In the unanimous March decision, the CPUC “unbundled” renewable energy contracts and established the structure for the TREC market. Previously, utilities were required to buy both the renewable energy and the RECs together as a single commodity, but under the new framework, they could trade RECs independent of the associated energy.
The CPUC limited the use of REC-only (or “unbundled”) transactions for RPS compliance to not more than 25 percent of an investor-owned utility’s annual procurement obligation. This temporary cap was set to expire at the end of 2011, and was intended to allow the CPUC to better understand the implications of unbundled REC trading. Until then, at least 75 percent of the utility’s annual procurement obligation had to come from the traditional “bundled” transactions.
In addition to establishing the cap, the March decision defined bundled transactions narrowly. Bundled transactions only included those deals that serve California load without needing intermediary energy transactions, which sometimes substitute non-renewable energy. While out-of-state energy could still qualify as bundled if the generator’s first point of interconnection with the Western Electricity Coordinating Council occurred at a California balancing authority or if the renewable energy was dynamically transferred to a California balancing authority, most transactions for out-of-state energy would be limited by the cap under the March decision.

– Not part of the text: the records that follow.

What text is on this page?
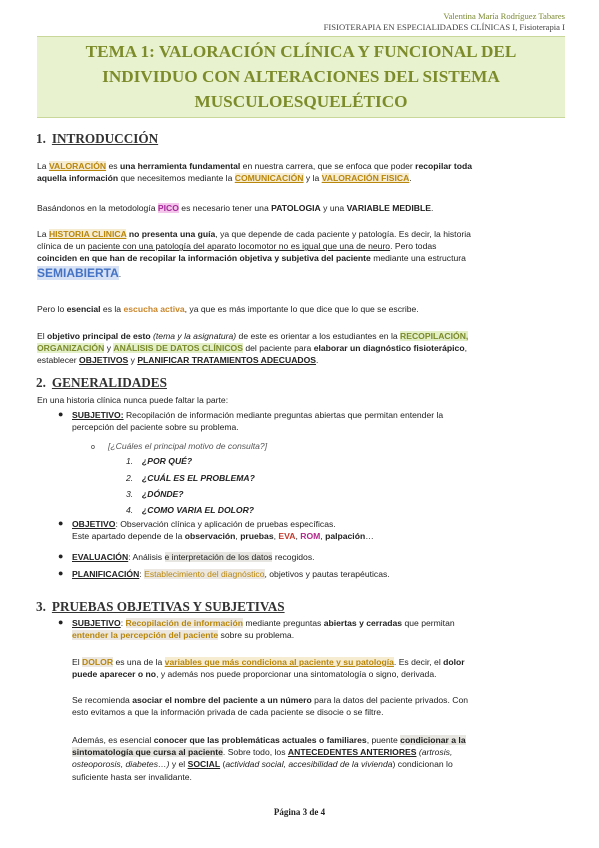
Valentina María Rodríguez Tabares
FISIOTERAPIA EN ESPECIALIDADES CLÍNICAS I, Fisioterapia I
TEMA 1: VALORACIÓN CLÍNICA Y FUNCIONAL DEL
INDIVIDUO CON ALTERACIONES DEL SISTEMA
MUSCULOESQUELÉTICO
1. INTRODUCCIÓN
La VALORACIÓN es una herramienta fundamental en nuestra carrera, que se enfoca que poder recopilar toda
aquella información que necesitemos mediante la COMUNICACIÓN y la VALORACIÓN FISICA.
Basándonos en la metodología PICO es necesario tener una PATOLOGIA y una VARIABLE MEDIBLE.
La HISTORIA CLINICA no presenta una guía, ya que depende de cada paciente y patología. Es decir, la historia
clínica de un paciente con una patología del aparato locomotor no es igual que una de neuro. Pero todas
coinciden en que han de recopilar la información objetiva y subjetiva del paciente mediante una estructura
SEMIABIERTA.
Pero lo esencial es la escucha activa, ya que es más importante lo que dice que lo que se escribe.
El objetivo principal de esto (tema y la asignatura) de este es orientar a los estudiantes en la RECOPILACIÓN,
ORGANIZACIÓN y ANÁLISIS DE DATOS CLÍNICOS del paciente para elaborar un diagnóstico fisioterápico,
establecer OBJETIVOS y PLANIFICAR TRATAMIENTOS ADECUADOS.
2. GENERALIDADES
En una historia clínica nunca puede faltar la parte:
● SUBJETIVO: Recopilación de información mediante preguntas abiertas que permitan entender la
percepción del paciente sobre su problema.
o [¿Cuáles el principal motivo de consulta?]
1. ¿POR QUÉ?
2. ¿CUÁL ES EL PROBLEMA?
3. ¿DÓNDE?
4. ¿COMO VARIA EL DOLOR?
● OBJETIVO: Observación clínica y aplicación de pruebas específicas.
Este apartado depende de la observación, pruebas, EVA, ROM, palpación…
● EVALUACIÓN: Análisis e interpretación de los datos recogidos.
● PLANIFICACIÓN: Establecimiento del diagnóstico, objetivos y pautas terapéuticas.
3. PRUEBAS OBJETIVAS Y SUBJETIVAS
● SUBJETIVO: Recopilación de información mediante preguntas abiertas y cerradas que permitan
entender la percepción del paciente sobre su problema.
El DOLOR es una de la variables que más condiciona al paciente y su patología. Es decir, el dolor
puede aparecer o no, y además nos puede proporcionar una sintomatología o signo, derivada.
Se recomienda asociar el nombre del paciente a un número para la datos del paciente privados. Con
esto evitamos a que la información privada de cada paciente se disocie o se filtre.
Además, es esencial conocer que las problemáticas actuales o familiares, puente condicionar a la
sintomatología que cursa al paciente. Sobre todo, los ANTECEDENTES ANTERIORES (artrosis,
osteoporosis, diabetes…) y el SOCIAL (actividad social, accesibilidad de la vivienda) condicionan lo
suficiente hasta ser invalidante.
Página 3 de 4
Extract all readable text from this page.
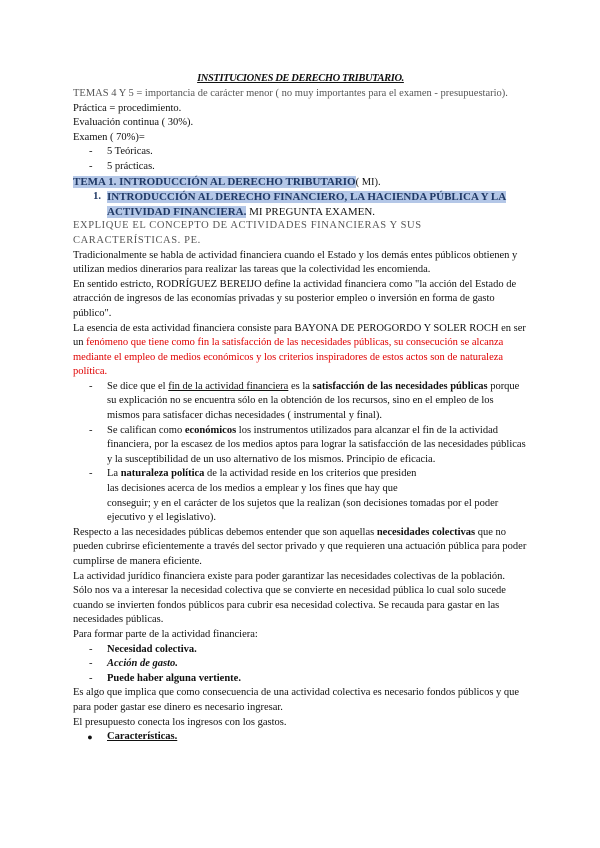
INSTITUCIONES DE DERECHO TRIBUTARIO.

TEMAS 4 Y 5 = importancia de carácter menor ( no muy importantes para el examen - presupuestario).

Práctica = procedimiento.

Evaluación continua ( 30%).

Examen ( 70%)=

- 5 Teóricas.
- 5 prácticas.

TEMA 1. INTRODUCCIÓN AL DERECHO TRIBUTARIO( MI).

1. INTRODUCCIÓN AL DERECHO FINANCIERO, LA HACIENDA PÚBLICA Y LA ACTIVIDAD FINANCIERA. MI PREGUNTA EXAMEN.

EXPLIQUE EL CONCEPTO DE ACTIVIDADES FINANCIERAS Y SUS CARACTERÍSTICAS. PE.

Tradicionalmente se habla de actividad financiera cuando el Estado y los demás entes públicos obtienen y utilizan medios dinerarios para realizar las tareas que la colectividad les encomienda.

En sentido estricto, RODRÍGUEZ BEREIJO define la actividad financiera como "la acción del Estado de atracción de ingresos de las economías privadas y su posterior empleo o inversión en forma de gasto público".

La esencia de esta actividad financiera consiste para BAYONA DE PEROGORDO Y SOLER ROCH en ser un fenómeno que tiene como fin la satisfacción de las necesidades públicas, su consecución se alcanza mediante el empleo de medios económicos y los criterios inspiradores de estos actos son de naturaleza política.

- Se dice que el fin de la actividad financiera es la satisfacción de las necesidades públicas porque su explicación no se encuentra sólo en la obtención de los recursos, sino en el empleo de los mismos para satisfacer dichas necesidades ( instrumental y final).
- Se califican como económicos los instrumentos utilizados para alcanzar el fin de la actividad financiera, por la escasez de los medios aptos para lograr la satisfacción de las necesidades públicas y la susceptibilidad de un uso alternativo de los mismos. Principio de eficacia.
- La naturaleza política de la actividad reside en los criterios que presiden
las decisiones acerca de los medios a emplear y los fines que hay que
conseguir; y en el carácter de los sujetos que la realizan (son decisiones tomadas por el poder ejecutivo y el legislativo).

Respecto a las necesidades públicas debemos entender que son aquellas necesidades colectivas que no pueden cubrirse eficientemente a través del sector privado y que requieren una actuación pública para poder cumplirse de manera eficiente.

La actividad jurídico financiera existe para poder garantizar las necesidades colectivas de la población.

Sólo nos va a interesar la necesidad colectiva que se convierte en necesidad pública lo cual solo sucede cuando se invierten fondos públicos para cubrir esa necesidad colectiva. Se recauda para gastar en las necesidades públicas.

Para formar parte de la actividad financiera:

- Necesidad colectiva.
- Acción de gasto.
- Puede haber alguna vertiente.

Es algo que implica que como consecuencia de una actividad colectiva es necesario fondos públicos y que para poder gastar ese dinero es necesario ingresar.

El presupuesto conecta los ingresos con los gastos.

●	Características.
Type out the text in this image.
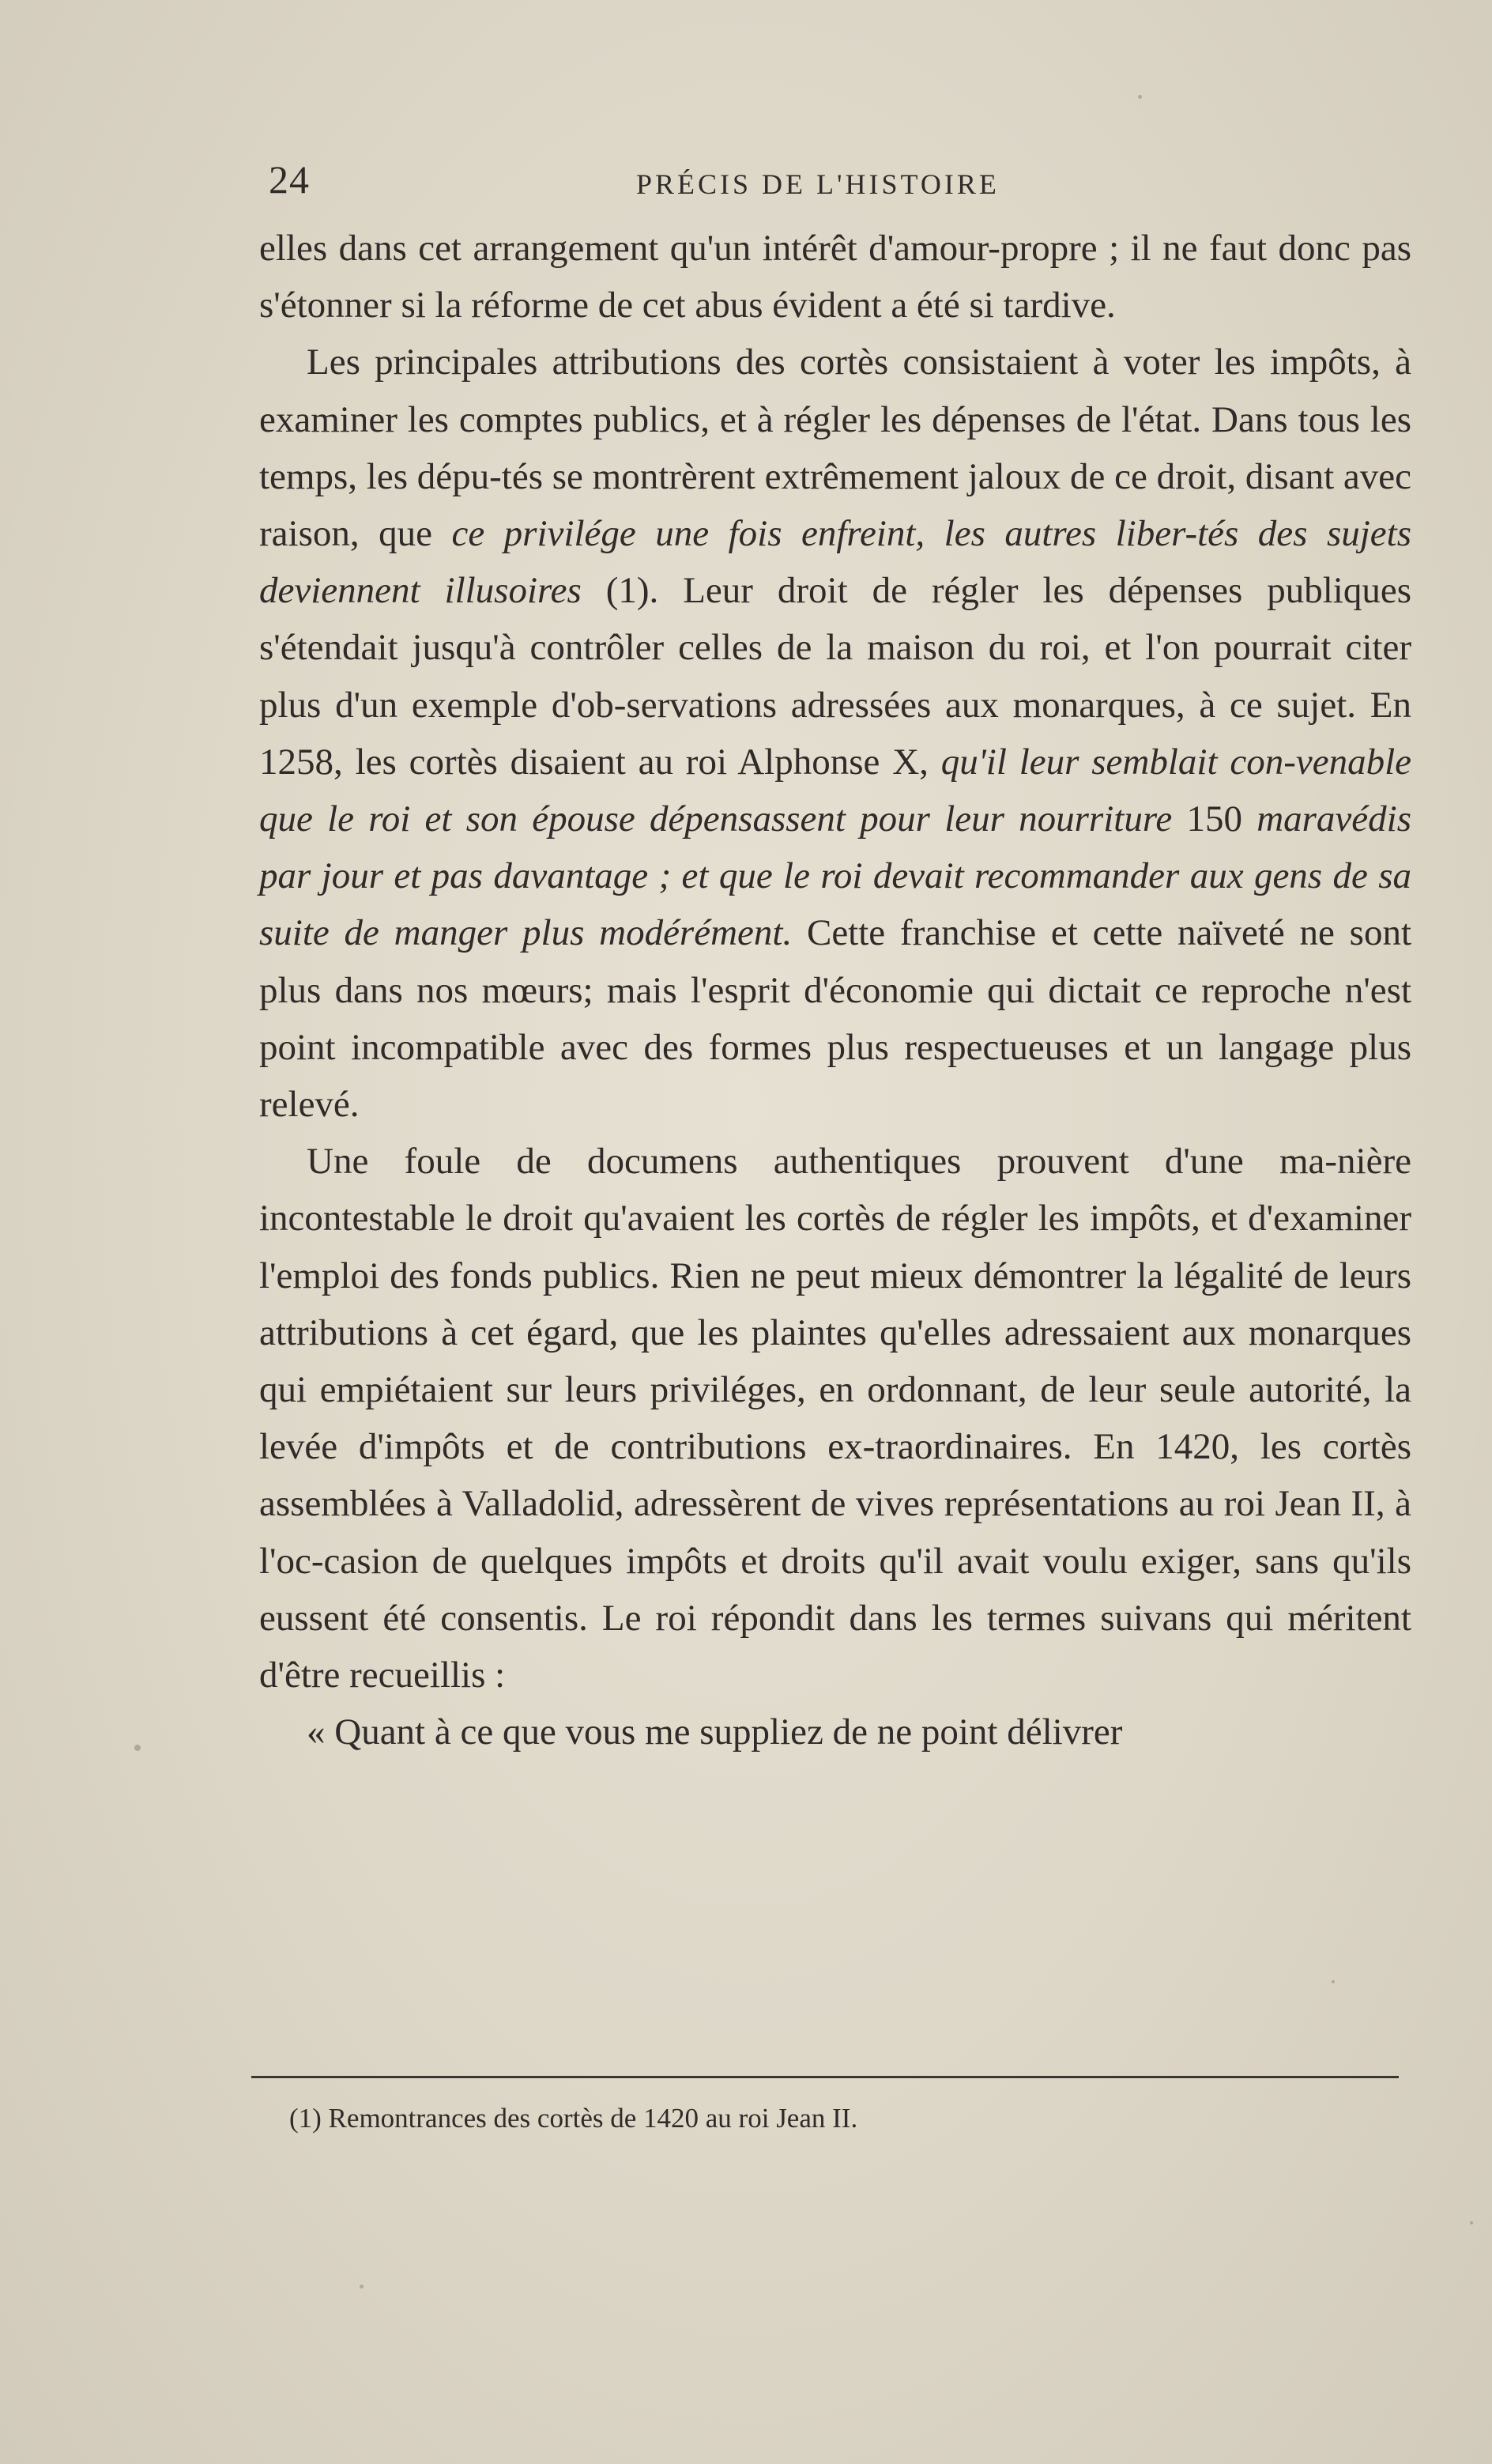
24	PRÉCIS DE L'HISTOIRE

elles dans cet arrangement qu'un intérêt d'amour-propre ; il ne faut donc pas s'étonner si la réforme de cet abus évident a été si tardive.

Les principales attributions des cortès consistaient à voter les impôts, à examiner les comptes publics, et à régler les dépenses de l'état. Dans tous les temps, les dépu-tés se montrèrent extrêmement jaloux de ce droit, disant avec raison, que ce privilége une fois enfreint, les autres liber-tés des sujets deviennent illusoires (1). Leur droit de régler les dépenses publiques s'étendait jusqu'à contrôler celles de la maison du roi, et l'on pourrait citer plus d'un exemple d'ob-servations adressées aux monarques, à ce sujet. En 1258, les cortès disaient au roi Alphonse X, qu'il leur semblait con-venable que le roi et son épouse dépensassent pour leur nourriture 150 maravédis par jour et pas davantage ; et que le roi devait recommander aux gens de sa suite de manger plus modérément. Cette franchise et cette naïveté ne sont plus dans nos mœurs; mais l'esprit d'économie qui dictait ce reproche n'est point incompatible avec des formes plus respectueuses et un langage plus relevé.

Une foule de documens authentiques prouvent d'une ma-nière incontestable le droit qu'avaient les cortès de régler les impôts, et d'examiner l'emploi des fonds publics. Rien ne peut mieux démontrer la légalité de leurs attributions à cet égard, que les plaintes qu'elles adressaient aux monarques qui empiétaient sur leurs priviléges, en ordonnant, de leur seule autorité, la levée d'impôts et de contributions ex-traordinaires. En 1420, les cortès assemblées à Valladolid, adressèrent de vives représentations au roi Jean II, à l'oc-casion de quelques impôts et droits qu'il avait voulu exiger, sans qu'ils eussent été consentis. Le roi répondit dans les termes suivans qui méritent d'être recueillis :

« Quant à ce que vous me suppliez de ne point délivrer

(1) Remontrances des cortès de 1420 au roi Jean II.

Since issuing the TREC decision in March, the CPUC has received significant pushback, through applications for rehearing, petitions for modification, and negative feedback in its April workshops. Opponents to the March decision want the CPUC to broaden the scope of permissible out-of-state generation available for uncapped compliance purposes. They assert that dynamic transfers are not widely available and therefore are not a viable solution for California utilities. Furthermore, they assert that geographic diversity is necessary for balancing intermittent renewable energy sources, and out-of-state generation is a crucial part of the solution.
On May 6, in response to the utilities’ complaints, the Commissioners voted 4-1 to stay the March decision and issued a moratorium on new RPS contracts that the March decision would categorize as REC-only. The Commission will now consider the specific issues raised by the utilities and other opponents before clarifying the rules for the TREC market.